6. En deuxième lieu, le moyen tiré de ce que le refus de séjour méconnaît le principe de bonne administration, issu de l'article 41 de la charte des droits fondamentaux, n'est pas assorti de précisions suffisantes permettant d'en examiner le bien-fondé.
7. En troisième lieu, aux termes de l'article 8 de la convention européenne de sauvegarde des droits de l'homme et des libertés fondamentales : " 1. Toute personne a droit au respect de sa vie privée et familiale (...) ". Il ressort des pièces du dossier que M. A... n'est présent sur le territoire français que depuis le 1er juin 2017 et n'est pas dépourvu d'attaches privées et familiales dans son pays d'origine où il a vécu jusqu'à l'âge de seize ans. Dès lors, le refus de séjour et l'obligation de quitter le territoire en litige n'ont pas porté au droit au respect à la vie privée et familiale de M. A..., une atteinte disproportionnée par rapport aux buts en vue desquels ces décisions ont été prises. Pour les mêmes motifs, ces décisions ne sont pas entachées d'erreur manifeste d'appréciation.

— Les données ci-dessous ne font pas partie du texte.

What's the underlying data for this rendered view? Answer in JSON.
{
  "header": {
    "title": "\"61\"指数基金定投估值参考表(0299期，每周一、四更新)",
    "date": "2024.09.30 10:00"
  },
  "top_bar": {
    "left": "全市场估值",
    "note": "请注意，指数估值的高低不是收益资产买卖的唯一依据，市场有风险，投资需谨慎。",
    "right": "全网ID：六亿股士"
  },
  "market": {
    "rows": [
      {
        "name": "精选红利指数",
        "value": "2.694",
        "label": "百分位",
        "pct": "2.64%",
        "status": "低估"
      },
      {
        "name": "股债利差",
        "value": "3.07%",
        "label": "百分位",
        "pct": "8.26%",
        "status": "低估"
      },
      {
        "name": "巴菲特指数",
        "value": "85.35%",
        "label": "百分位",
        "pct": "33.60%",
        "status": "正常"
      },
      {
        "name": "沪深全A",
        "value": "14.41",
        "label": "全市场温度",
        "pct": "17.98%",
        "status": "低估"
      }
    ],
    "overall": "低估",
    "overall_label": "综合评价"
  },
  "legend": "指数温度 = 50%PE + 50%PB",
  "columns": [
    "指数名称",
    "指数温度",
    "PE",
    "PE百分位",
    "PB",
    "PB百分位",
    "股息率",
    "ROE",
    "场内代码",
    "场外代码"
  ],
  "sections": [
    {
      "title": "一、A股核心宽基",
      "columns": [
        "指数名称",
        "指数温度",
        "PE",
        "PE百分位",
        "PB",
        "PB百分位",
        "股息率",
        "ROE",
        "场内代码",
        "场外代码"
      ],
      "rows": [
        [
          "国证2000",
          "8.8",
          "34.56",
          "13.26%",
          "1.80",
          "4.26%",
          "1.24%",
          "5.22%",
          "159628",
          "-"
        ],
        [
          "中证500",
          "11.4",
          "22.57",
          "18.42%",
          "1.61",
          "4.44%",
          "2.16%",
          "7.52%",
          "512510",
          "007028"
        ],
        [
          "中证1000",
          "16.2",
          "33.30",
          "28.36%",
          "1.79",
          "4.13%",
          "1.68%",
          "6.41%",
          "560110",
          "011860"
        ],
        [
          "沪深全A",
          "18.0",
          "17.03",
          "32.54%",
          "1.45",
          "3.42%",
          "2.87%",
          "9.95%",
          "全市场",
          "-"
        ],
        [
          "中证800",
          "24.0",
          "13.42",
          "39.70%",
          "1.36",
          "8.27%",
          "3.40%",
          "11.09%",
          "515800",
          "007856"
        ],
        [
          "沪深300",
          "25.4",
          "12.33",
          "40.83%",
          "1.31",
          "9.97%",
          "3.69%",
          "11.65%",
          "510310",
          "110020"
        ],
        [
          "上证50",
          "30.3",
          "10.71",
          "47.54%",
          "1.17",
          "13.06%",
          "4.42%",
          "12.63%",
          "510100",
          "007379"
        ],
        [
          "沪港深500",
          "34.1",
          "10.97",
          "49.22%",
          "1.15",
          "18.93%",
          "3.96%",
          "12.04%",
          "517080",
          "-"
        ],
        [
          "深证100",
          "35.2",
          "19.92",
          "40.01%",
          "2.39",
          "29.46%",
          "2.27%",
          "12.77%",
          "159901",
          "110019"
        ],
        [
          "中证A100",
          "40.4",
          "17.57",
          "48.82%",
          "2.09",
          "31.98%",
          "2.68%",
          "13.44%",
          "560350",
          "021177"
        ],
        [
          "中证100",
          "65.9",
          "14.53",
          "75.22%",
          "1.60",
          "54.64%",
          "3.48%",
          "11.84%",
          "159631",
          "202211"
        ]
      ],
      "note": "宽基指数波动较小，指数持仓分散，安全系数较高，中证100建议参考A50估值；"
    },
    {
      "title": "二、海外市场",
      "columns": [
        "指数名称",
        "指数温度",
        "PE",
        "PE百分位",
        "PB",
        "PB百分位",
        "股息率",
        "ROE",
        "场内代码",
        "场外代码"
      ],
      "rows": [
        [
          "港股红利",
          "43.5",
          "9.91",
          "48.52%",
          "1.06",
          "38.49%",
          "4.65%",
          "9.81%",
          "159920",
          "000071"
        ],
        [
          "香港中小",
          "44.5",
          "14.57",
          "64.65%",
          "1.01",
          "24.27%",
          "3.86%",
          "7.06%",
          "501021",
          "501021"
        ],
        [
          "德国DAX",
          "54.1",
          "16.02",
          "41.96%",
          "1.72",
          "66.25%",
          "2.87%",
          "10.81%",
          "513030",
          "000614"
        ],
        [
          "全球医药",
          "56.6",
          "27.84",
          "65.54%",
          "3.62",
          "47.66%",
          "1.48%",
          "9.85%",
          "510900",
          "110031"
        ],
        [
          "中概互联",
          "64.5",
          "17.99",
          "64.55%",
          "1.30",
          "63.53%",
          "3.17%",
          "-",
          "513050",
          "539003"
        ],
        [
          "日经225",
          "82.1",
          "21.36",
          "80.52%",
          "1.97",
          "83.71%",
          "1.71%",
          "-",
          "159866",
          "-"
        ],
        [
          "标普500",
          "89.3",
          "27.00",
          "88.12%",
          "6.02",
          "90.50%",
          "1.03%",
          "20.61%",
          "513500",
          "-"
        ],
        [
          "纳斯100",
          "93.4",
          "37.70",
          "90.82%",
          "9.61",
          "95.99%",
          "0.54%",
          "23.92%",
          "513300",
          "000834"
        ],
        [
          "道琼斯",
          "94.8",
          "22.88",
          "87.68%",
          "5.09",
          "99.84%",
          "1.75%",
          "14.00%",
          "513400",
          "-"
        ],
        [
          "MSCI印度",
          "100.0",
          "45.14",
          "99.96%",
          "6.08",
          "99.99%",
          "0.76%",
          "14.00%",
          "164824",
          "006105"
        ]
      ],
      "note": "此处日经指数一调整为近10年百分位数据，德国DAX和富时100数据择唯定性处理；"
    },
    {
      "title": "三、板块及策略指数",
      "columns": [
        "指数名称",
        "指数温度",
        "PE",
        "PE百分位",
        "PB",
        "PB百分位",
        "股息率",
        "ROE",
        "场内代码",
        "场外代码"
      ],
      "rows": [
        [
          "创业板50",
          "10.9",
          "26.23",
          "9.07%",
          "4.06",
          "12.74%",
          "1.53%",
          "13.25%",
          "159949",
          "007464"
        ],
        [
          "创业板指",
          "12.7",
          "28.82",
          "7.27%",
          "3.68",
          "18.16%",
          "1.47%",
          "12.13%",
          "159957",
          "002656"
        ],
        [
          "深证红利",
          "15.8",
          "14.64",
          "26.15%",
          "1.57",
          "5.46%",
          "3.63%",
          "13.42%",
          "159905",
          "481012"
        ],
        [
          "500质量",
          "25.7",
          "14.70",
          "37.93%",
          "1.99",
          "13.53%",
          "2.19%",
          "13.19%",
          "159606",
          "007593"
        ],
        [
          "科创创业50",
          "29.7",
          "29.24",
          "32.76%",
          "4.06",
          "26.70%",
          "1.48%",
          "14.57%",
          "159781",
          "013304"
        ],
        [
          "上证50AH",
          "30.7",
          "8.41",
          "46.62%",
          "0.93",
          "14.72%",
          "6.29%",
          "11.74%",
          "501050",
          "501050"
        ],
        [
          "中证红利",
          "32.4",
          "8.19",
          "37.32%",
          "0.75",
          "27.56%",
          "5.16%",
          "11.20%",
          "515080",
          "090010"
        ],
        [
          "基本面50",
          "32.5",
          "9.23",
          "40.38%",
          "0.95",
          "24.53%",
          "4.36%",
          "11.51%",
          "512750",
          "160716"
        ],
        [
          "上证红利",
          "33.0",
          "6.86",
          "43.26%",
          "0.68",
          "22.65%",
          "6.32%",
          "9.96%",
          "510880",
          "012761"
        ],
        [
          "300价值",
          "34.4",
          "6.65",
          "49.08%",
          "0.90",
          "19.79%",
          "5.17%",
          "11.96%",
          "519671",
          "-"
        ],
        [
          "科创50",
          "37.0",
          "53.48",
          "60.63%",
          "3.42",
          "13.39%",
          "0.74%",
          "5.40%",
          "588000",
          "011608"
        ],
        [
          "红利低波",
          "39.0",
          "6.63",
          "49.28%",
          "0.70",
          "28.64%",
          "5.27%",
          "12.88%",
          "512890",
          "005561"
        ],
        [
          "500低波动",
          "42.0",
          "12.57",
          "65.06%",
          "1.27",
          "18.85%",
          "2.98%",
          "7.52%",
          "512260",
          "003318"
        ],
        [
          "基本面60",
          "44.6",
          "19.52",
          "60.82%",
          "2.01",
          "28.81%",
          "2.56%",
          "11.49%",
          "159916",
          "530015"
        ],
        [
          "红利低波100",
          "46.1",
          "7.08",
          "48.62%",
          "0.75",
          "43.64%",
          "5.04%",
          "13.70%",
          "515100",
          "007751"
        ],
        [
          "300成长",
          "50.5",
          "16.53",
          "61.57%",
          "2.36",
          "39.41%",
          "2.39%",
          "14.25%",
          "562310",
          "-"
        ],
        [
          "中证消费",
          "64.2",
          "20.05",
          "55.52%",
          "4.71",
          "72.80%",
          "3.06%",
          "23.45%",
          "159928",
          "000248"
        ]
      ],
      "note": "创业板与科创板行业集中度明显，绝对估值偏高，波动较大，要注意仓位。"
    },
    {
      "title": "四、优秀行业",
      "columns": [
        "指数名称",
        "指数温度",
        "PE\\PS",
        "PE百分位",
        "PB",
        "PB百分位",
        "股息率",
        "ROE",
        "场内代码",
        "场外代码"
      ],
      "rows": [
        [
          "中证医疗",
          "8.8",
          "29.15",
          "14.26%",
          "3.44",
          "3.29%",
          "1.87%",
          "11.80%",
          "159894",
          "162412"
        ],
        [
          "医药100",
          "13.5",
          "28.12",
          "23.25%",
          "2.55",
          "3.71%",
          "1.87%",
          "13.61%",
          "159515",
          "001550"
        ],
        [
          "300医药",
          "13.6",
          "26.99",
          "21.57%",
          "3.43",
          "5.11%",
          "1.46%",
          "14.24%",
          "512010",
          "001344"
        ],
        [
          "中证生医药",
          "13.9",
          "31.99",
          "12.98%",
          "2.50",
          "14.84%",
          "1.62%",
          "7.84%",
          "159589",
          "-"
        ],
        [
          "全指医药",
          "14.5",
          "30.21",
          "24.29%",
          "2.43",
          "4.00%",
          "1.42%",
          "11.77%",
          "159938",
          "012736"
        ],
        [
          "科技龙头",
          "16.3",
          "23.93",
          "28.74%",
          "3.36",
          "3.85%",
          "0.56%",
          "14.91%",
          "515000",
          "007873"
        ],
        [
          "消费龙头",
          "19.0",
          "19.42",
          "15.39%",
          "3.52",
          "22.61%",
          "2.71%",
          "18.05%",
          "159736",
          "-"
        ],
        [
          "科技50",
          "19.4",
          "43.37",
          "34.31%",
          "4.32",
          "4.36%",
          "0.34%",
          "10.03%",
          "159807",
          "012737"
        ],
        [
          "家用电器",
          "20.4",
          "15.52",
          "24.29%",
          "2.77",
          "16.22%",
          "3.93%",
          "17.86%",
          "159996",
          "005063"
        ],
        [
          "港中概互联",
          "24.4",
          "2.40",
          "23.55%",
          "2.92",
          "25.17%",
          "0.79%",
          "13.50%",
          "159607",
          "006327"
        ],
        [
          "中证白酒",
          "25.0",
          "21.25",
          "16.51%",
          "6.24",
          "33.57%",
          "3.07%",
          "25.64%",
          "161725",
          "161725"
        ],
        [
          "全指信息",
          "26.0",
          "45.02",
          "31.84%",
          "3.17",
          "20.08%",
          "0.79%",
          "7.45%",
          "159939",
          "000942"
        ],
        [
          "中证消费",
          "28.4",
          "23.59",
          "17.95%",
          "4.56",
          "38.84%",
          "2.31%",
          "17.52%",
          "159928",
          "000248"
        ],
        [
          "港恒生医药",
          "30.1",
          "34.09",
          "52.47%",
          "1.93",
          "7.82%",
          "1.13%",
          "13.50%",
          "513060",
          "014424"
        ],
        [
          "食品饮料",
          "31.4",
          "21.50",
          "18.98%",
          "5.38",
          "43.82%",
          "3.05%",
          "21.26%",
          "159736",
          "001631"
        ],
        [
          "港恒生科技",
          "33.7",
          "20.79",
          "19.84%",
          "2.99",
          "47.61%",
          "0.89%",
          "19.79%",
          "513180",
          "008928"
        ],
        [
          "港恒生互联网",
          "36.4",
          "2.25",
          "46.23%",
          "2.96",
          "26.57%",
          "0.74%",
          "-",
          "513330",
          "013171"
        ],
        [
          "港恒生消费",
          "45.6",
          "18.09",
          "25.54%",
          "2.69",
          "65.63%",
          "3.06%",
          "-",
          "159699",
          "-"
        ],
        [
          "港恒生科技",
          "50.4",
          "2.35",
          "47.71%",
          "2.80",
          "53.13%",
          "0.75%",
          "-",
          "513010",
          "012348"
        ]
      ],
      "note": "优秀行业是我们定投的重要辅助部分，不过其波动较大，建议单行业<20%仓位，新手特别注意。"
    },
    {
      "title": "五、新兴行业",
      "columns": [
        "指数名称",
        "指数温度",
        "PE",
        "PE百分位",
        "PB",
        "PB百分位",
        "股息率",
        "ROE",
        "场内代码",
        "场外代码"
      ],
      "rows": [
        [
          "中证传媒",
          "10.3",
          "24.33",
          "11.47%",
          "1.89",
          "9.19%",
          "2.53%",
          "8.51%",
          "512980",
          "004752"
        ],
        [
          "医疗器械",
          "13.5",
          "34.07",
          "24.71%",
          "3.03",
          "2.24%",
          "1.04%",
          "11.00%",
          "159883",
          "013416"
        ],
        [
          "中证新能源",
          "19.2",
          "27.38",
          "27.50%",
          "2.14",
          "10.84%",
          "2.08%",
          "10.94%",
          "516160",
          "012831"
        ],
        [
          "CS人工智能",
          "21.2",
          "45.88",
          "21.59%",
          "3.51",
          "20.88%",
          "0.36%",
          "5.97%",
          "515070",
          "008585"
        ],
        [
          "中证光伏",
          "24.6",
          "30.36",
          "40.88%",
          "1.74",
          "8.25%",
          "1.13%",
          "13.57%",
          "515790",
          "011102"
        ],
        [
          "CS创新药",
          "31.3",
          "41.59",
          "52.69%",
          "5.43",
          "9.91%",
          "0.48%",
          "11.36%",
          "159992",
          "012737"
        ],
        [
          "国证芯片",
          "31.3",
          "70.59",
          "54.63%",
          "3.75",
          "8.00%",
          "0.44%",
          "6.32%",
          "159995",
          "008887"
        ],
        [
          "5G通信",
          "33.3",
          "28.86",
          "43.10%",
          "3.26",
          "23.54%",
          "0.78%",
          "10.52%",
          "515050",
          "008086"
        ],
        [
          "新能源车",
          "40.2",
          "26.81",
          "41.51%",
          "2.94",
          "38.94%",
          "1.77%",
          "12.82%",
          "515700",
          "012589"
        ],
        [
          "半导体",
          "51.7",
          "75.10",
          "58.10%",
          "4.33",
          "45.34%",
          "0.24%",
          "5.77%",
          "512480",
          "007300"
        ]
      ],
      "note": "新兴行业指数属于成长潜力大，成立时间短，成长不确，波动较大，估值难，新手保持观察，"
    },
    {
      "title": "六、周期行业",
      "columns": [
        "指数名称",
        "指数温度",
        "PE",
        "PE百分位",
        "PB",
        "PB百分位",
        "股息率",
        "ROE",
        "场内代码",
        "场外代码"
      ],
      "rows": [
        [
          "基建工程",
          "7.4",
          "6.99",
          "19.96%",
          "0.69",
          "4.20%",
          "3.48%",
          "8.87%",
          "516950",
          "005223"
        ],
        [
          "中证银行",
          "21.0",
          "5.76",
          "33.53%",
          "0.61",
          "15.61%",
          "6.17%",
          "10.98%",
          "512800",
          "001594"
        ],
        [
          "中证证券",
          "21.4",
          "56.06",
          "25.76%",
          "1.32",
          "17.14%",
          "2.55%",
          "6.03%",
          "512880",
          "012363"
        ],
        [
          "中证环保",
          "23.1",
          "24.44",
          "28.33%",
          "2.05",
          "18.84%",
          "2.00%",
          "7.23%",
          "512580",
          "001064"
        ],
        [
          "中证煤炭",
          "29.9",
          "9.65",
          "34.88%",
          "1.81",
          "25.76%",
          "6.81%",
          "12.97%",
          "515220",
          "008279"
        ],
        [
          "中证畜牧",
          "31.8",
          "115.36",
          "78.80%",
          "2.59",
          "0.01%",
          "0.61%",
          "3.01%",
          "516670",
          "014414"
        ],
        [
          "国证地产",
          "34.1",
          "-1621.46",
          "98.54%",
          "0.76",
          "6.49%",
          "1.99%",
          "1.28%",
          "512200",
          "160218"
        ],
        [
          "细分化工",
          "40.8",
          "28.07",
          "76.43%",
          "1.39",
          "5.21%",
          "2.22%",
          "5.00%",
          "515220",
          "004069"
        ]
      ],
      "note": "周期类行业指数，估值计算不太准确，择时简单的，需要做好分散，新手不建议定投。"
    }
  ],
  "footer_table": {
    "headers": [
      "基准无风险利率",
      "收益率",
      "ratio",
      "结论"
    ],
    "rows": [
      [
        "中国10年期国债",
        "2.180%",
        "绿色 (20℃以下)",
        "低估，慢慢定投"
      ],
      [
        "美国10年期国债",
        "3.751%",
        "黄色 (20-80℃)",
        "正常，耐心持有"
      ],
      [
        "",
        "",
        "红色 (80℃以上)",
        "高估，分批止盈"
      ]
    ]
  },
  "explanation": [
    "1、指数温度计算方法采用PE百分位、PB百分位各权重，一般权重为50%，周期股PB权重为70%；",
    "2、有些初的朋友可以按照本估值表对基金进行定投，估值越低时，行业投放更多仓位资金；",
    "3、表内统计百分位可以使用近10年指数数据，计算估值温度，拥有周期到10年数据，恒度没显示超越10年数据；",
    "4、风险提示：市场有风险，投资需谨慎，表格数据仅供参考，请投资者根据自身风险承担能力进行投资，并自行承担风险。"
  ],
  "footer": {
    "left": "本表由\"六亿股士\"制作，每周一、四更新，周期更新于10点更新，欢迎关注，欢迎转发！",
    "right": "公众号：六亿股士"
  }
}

8. Il résulte de ce qui précède que le jugement attaqué doit être annulé et la demande d'annulation présentée par M. A... contre l'arrêté du 2 octobre 2019 portant refus de titre de séjour et obligation de quitter le territoire français sous trente jours doit être rejetée ainsi que, par voie de conséquence, la demande d'injonction sous astreinte et celles tendant à l'application des dispositions de l'article L. 761-1 du code de justice administrative, l'État n'étant pas partie perdante.
DÉCIDE :
Article 1er : Le jugement n° 1907040 du tribunal administratif de Grenoble lu le 31 janvier 2020 est annulé.
Article 2 : Les demandes présentées par M. A... devant le tribunal sont rejetées.
Article 3 : Le présent arrêt sera notifié à M. B... A... et au ministre de l'intérieur.
Copie en sera adressée au préfet de l'Isère et au procureur près du tribunal judiciaire de Grenoble en application de l'article R. 751-11 du code de justice administrative.
Délibéré après l'audience du 8 avril 2021 à laquelle siégeaient :
M. Arbarétaz, président de chambre ;
Mme Djebiri, premier conseiller ;
Mme Burnichon, premier conseiller.
Rendu public par mise à disposition au greffe le 27 avril 2021.